Las pantallas flexibles ya están en móviles plegables y televisores curvos, pero arrastran un problema que muchos usuarios han notado con el tiempo: pierden brillo y se degradan cuando se doblan una y otra vez. Un equipo internacional de la Universidad Nacional de Seúl y la Universidad de Drexel afirma haber dado con una solución en el laboratorio que podría cambiar ese panorama y, de paso, hacer estas pantallas algo más eficientes y duraderas.

El grupo ha desarrollado un nuevo tipo de OLED totalmente extensible que mantiene la mayor parte de su luminosidad incluso cuando se estira hasta un 60 por ciento respecto a su tamaño original. En las pruebas, el dispositivo solo perdió en torno a un 10,6 por ciento de rendimiento a esa deformación y conservó un 83 por ciento de su capacidad de emitir luz tras cien ciclos de estiramiento suave. Según la propia universidad coreana, alcanza una eficiencia cuántica externa del 17 por ciento, un récord en pantallas extensibles donde hasta ahora apenas se llegaba al 7 por ciento, muy lejos de los valores de los OLED rígidos comerciales.

Para el usuario medio, esto se traduce en algo bastante concreto. Pantallas que no se apagan ni se apagan a medias al doblarse, dispositivos que podrían durar más años sin perder legibilidad y, si la eficiencia se confirma en productos reales, un pequeño alivio en la factura de la luz asociada a tanta pantalla encendida cada día. No es poca cosa.

Por qué las OLED flexibles se “apagaban” al doblarse

Una OLED genera luz cuando las cargas eléctricas positivas y negativas se encuentran en una capa orgánica y forman excitones, unas partículas excitadas que emiten fotones al relajarse. El problema llega cuando se intenta que esa estructura se comporte como una goma, algo necesario si queremos pantallas que se doblen, se estiren o se peguen a la piel.

Hasta ahora, para dar elasticidad a la capa emisora se añadían elastómeros blandos que, en la práctica, rompían en parte los caminos por los que se mueven las cargas. El resultado era claro: menos excitones útiles, menos luz y más energía desperdiciada en forma de calor. En paralelo, los electrodos transparentes clásicos, como el óxido de indio y estaño, se agrietaban con relativa facilidad, lo que empeoraba todavía más el brillo con cada ciclo de flexión.

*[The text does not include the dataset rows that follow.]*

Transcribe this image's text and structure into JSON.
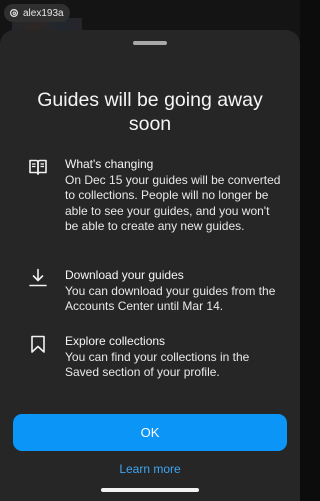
{
  "background": {
    "username": "alex193a"
  },
  "sheet": {
    "title": "Guides will be going away soon",
    "items": [
      {
        "icon": "book-icon",
        "heading": "What's changing",
        "body": "On Dec 15 your guides will be converted to collections. People will no longer be able to see your guides, and you won't be able to create any new guides."
      },
      {
        "icon": "download-icon",
        "heading": "Download your guides",
        "body": "You can download your guides from the Accounts Center until Mar 14."
      },
      {
        "icon": "bookmark-icon",
        "heading": "Explore collections",
        "body": "You can find your collections in the Saved section of your profile."
      }
    ],
    "ok_label": "OK",
    "learn_more_label": "Learn more"
  },
  "colors": {
    "sheet_background": "#262626",
    "primary_button": "#0a95f7",
    "link": "#3ea6f5"
  }
}
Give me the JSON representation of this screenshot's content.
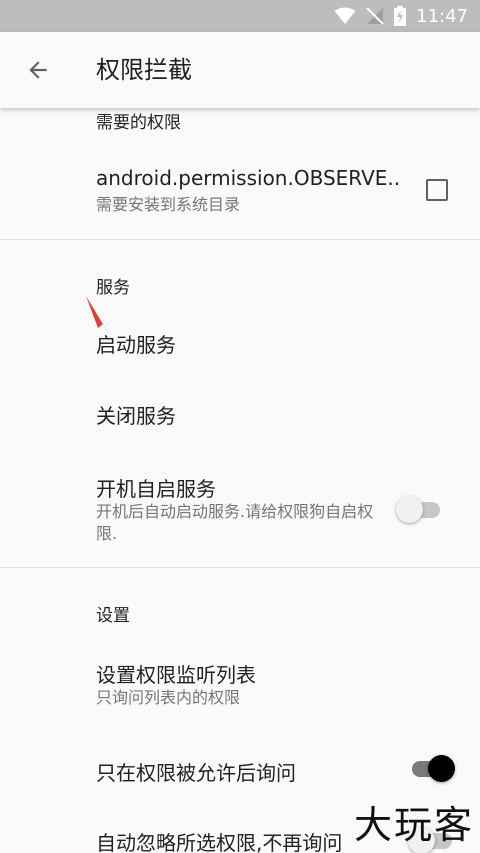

La nueva capa luminosa exprime mejor la energía

La respuesta de este equipo pasa por rediseñar desde dentro la capa que emite luz. Han creado un material llamado ExciPh, una capa orgánica fosforescente asistida por exciplex, que es intrínsecamente elástica y está pensada para aprovechar muchos más excitones de los que se usan en un OLED extensible convencional.

Según el comunicado de Drexel, esta capa consigue convertir en luz más del 57 por ciento de los excitones generados, frente al rango de entre un 12 y un 22 por ciento habitual cuando se mezclan polímeros elásticos en materiales emisores estándar. En la práctica, esto significa que se necesita menos energía eléctrica para obtener el mismo nivel de brillo, algo clave si se piensa en dispositivos que van a estar encendidos muchas horas al día, como relojes, pulseras de salud o paneles informativos ligeros.

El equipo también ha integrado esta capa en una matriz de elastómero de poliuretano, que le permite estirarse sin romperse. Es un poco como reforzar una goma de toda la vida con una estructura interna que reparte mejor el esfuerzo.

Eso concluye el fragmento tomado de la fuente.